En conclusion, même si les chiffres sur la mise à l’emploi d’insertion visé à l’article 60 n’atteignent pas encore les ambitions initiales, nous allons continuer à soutenir le développement des compétences de ces Bruxellois au regard d’un projet professionnel leur permettant de s’insérer durablement sur le marché du travail. Les dix-neuf CPAS et leur fédération travaillent de concert en vue de déterminer des points d’amélioration. J’attends d’être saisi de leurs travaux pour m’en emparer à mon tour et, le cas échéant, ajuster le cadre réglementaire. Même si je suis insatisfait des résultats observés, je reste profondément mobilisé par l’accroissement des compétences de ces publics-là afin d’augmenter leurs chances de trouver un emploi et de conserver un partenariat fort avec les CPAS, dont c’est la mission.

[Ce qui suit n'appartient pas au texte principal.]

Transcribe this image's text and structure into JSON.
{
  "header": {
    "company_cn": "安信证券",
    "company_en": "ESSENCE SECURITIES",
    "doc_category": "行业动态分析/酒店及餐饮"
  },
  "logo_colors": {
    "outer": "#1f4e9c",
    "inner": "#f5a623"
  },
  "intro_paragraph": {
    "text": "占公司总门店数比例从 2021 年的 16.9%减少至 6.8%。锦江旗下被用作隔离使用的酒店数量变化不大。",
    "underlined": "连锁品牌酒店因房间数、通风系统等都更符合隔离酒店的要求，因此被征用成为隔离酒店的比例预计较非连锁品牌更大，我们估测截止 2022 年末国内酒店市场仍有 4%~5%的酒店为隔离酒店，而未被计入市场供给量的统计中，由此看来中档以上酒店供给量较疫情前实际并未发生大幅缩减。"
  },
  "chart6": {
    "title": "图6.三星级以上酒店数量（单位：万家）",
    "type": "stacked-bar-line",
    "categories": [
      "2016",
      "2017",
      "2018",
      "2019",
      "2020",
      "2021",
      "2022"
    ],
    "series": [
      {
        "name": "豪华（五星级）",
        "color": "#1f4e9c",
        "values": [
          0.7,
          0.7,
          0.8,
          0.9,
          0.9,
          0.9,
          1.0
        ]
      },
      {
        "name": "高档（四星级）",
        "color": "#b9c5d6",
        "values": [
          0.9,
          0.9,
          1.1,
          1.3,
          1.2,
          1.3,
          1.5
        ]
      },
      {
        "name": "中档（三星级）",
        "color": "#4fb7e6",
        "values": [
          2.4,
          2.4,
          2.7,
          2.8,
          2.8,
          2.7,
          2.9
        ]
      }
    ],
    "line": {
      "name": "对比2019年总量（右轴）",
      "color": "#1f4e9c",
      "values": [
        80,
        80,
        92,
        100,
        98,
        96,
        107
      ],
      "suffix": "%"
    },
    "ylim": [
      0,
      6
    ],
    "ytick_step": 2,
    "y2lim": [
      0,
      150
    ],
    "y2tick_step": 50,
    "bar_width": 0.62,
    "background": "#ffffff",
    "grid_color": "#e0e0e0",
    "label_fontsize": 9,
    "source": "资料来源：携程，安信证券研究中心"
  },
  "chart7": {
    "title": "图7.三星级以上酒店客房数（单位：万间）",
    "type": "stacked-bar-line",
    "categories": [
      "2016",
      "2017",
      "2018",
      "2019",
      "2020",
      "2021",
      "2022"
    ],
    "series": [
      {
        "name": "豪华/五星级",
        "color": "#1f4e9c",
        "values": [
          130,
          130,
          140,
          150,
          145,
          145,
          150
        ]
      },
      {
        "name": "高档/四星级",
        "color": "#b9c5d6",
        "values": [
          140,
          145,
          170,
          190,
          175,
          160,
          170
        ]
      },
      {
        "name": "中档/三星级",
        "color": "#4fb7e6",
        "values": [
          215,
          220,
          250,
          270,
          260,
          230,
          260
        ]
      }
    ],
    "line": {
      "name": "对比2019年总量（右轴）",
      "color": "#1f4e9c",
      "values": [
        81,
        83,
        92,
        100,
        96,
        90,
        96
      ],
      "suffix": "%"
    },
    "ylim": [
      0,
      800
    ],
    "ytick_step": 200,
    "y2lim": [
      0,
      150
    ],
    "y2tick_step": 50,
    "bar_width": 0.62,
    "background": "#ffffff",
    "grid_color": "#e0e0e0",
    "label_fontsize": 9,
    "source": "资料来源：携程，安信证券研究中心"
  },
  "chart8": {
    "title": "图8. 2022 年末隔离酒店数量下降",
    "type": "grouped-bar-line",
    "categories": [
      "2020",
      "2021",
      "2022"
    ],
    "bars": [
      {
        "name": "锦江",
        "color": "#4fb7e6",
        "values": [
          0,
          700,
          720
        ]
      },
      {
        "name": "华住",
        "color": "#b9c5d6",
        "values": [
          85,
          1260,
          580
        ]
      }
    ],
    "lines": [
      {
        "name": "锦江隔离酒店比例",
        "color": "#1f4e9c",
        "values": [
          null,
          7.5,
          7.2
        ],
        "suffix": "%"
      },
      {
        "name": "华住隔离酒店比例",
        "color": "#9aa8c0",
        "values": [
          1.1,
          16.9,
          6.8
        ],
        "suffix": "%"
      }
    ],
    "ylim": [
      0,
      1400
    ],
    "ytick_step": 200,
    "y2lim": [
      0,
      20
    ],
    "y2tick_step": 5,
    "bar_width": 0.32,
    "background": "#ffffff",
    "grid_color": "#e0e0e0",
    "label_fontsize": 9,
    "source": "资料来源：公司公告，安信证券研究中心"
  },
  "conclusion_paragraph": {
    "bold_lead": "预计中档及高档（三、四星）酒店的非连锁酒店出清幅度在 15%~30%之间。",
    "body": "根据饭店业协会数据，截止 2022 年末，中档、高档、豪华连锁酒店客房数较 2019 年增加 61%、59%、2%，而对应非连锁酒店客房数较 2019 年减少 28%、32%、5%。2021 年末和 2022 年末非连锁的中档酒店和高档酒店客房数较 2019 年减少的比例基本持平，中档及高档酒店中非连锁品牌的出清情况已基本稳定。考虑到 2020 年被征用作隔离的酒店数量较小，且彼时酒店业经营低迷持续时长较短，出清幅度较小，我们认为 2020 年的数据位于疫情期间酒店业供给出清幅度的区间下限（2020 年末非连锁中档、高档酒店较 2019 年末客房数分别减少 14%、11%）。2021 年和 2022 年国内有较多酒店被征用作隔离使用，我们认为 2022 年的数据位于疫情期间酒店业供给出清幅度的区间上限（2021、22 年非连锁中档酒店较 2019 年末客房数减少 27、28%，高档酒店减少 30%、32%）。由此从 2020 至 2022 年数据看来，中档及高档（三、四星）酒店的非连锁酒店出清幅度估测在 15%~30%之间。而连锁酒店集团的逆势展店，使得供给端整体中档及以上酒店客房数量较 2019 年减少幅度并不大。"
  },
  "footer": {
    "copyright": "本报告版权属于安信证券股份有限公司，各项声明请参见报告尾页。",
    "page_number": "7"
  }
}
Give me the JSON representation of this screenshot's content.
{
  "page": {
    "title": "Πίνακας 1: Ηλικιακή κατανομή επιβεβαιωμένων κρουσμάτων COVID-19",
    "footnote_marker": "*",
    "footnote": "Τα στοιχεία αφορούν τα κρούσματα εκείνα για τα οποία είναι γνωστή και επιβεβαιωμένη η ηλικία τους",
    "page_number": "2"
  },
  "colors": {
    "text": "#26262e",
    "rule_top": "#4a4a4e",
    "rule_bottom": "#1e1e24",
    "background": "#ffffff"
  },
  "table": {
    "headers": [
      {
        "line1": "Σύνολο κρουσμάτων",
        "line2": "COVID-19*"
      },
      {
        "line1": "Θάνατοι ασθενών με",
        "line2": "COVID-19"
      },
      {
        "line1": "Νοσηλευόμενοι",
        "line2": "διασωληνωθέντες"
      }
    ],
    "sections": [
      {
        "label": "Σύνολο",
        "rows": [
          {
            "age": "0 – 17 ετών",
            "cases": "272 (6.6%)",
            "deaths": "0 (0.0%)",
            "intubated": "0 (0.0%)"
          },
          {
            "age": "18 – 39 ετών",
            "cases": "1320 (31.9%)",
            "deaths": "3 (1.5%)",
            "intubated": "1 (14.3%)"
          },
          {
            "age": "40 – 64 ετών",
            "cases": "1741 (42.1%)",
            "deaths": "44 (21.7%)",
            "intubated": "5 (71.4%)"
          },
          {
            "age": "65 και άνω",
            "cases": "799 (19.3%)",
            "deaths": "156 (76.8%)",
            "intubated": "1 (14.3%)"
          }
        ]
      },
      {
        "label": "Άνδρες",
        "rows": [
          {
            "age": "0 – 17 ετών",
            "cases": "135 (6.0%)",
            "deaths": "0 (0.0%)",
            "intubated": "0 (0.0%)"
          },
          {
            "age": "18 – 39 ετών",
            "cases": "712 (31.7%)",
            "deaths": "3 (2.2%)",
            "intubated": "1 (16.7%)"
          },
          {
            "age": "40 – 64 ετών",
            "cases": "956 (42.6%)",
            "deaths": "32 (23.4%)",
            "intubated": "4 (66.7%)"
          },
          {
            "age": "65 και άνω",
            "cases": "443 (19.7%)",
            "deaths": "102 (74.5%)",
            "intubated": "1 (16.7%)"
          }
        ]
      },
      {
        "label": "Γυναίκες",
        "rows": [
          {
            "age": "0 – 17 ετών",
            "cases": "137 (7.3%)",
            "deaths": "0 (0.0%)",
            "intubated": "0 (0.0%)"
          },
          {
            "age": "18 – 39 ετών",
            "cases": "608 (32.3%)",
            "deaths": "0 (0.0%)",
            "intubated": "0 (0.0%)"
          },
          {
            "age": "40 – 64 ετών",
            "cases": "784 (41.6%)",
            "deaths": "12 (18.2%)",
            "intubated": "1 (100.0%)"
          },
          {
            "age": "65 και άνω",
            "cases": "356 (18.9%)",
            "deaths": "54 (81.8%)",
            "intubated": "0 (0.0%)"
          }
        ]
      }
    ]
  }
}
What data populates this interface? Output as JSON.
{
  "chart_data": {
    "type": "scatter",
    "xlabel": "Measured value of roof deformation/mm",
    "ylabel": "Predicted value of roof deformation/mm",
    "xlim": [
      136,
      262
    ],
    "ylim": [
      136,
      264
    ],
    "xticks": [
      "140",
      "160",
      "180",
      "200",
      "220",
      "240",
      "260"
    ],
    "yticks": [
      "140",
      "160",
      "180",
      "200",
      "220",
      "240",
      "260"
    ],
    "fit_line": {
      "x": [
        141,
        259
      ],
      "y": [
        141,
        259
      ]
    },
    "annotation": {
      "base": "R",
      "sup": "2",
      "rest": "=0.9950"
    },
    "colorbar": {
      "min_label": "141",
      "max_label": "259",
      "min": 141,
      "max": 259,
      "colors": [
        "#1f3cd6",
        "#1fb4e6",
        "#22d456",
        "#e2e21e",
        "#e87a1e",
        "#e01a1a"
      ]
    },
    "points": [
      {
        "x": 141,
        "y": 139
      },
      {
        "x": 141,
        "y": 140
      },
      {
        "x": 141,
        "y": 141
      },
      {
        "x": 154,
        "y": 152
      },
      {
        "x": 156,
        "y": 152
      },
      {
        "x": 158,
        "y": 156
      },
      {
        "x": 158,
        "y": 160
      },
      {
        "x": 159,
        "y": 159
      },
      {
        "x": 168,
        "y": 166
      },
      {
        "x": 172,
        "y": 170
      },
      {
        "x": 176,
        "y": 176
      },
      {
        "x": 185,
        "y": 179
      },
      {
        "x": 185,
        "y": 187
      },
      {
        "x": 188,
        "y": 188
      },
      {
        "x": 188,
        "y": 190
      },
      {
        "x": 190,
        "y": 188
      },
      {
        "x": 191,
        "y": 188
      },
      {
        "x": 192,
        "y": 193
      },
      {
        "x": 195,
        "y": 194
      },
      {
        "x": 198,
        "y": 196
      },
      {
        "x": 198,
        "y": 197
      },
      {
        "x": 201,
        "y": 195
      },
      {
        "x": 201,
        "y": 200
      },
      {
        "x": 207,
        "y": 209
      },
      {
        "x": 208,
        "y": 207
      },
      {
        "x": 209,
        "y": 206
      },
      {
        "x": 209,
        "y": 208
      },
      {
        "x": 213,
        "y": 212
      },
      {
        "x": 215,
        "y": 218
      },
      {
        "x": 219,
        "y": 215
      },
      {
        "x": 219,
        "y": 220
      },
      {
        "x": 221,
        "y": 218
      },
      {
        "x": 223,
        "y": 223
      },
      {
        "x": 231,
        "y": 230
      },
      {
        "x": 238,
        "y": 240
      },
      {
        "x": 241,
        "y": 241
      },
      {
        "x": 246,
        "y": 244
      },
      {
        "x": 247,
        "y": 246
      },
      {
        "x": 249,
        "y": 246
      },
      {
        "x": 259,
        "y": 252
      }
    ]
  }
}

Ce fut donc l’occasion pour moi de rappeler la nécessité d’aborder le problème de façon structurelle, et cela se fait principalement au niveau fédéral, où la réforme fiscale et sociale est en cours. Toutefois le Ministre bruxellois dispose lui-aussi de moyens, d’un rôle à jouer, au niveau régional. Je l’encourage donc dans cette voie, celle notamment du rehaussement des rémunération au niveau D. Il nous faut rehausser les salaires de manière générale. Il n’est pas normal que des travailleurs qui se lèvent tôt ne perçoivent qu’unsalaire très bas, proche des allocations sociales. Il est donc impératif d’entamer une réflexion globale sur cette question des salaires.